Terminal 3 terdiri dari tiga lantai. Lantai dasar tempat kedatangan, sementara tempat keberangkatan berada di lantai dua. Saat melihat nama Turkish Air di daftar penerbangan serta nomor pintu masuknya, dilengkapi dengan jam chek in, Aku merasa lega. Aku turun membawa barang bawaan yang Aku ikat di dalam ransel besar, dan Aku panggul di punggung. Sementara paspor, tiket dan uang saku pemberian Ibu, Aku letakkan di tas kecil yang Aku ikatkan di perut menghadap ke depan di atas sabuk. Saat akan memasuki pintu kaca yang dijaga oleh seorang petugas berseragam Angkatan Udara, Aku diminta untuk memasukkan seluruh bawaanku ke X-Ray untuk memastikan tidak ada barang terlarang yang dibawa. Aku kemudian menuju meja check-in sesuai petunjuk.
Aku berusaha tampil meyakinkan agar tidak ketahuan asliku. Aku berdiri mengikuti antrean calon penumpang meskipun pelayanan belum dimulai. Tidak lebih dari tiga puluh menit menunggu, petugas memberi isyarat
kepada yang berdiri paling depan untuk diproses. Petugas check in-nya adalah seorang gadis yang kelihatan sangat cekatan, semuanya berbahasa Indonesia dan berbahasa Inggris bila calon penumpangnya orang asing.
“Barangnya mau di kabin atau bagasi ?”, katanya ketika Aku mendekat.
Aku tidak siap menjawab pertanyaannya yang tak sepenuhnya kumengerti.
“Boleh nggak dibawa naik”, Aku balik bertanya untuk meyakinkan feeling-ku akan maksud pertanyaannya.
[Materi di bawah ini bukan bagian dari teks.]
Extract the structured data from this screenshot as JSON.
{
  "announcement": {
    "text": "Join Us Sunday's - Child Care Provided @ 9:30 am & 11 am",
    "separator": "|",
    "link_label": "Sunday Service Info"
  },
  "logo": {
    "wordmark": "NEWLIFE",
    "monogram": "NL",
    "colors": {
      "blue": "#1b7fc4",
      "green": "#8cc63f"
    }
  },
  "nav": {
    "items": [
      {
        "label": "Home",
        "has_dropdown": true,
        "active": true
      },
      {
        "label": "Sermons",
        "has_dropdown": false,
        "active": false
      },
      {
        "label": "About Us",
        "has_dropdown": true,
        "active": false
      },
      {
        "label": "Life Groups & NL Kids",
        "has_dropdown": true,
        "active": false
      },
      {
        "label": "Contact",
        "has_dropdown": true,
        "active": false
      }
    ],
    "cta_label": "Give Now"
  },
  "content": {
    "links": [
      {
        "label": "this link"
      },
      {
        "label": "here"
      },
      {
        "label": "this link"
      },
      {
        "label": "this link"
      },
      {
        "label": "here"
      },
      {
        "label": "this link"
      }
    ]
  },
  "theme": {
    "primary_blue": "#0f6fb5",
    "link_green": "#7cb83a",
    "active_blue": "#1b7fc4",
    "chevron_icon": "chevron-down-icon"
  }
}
Ia berdiri lalu melihat sekilas kearah barang bawaanku yang tampak tidak terlalu besar dan tidak berat.
“Silahkan. Bisa di kabin”, katanya.
Saat memasuki pesawat Aku baru paham yang dimaksud kabin itu adalah sebuah ruang untuk barang yang tersedia di bagian atas tempat duduk pesawat, sedangkan bagasi adalah sebuah ruangan pesawat khusus untuk barang yang harus ditimbang dan dititipkan, setelah turun dari pesawat nanti diambil kembali. Saat memasuki pesawat Aku perhatikan seluruh isi ruangan. Kursi berjajar rapi dan nampak banyak sekali, Suasana di dalam pesawat berbadan lebar buatan Airbus ini terasa seperti ruangan yang sangat luas dengan interiornya yang menawan. Hatiku berdecak kagum. Luar biasa hebatnya para perancang pesawat ini. Orang sebanyak ini bisa diangkut sekaligus dalam satu penerbangan, ditambah lagi barang bawaannya. Setelah seluruh penumpang duduk, layar TV keluar dari bagian langit-langit pesawat. Di setiap sepuluh baris penumpang muncul satu TV. Di depan setiap penumpang juga terdapat sebuah TV kecil yang ditempel pada bagian belakang sandaran kursi penumpang di depannya. Para penumpang bisa memilih berbagai program yang ditawarkan, mulai film, musik, berita, juga ada qiraatul Qur´’an.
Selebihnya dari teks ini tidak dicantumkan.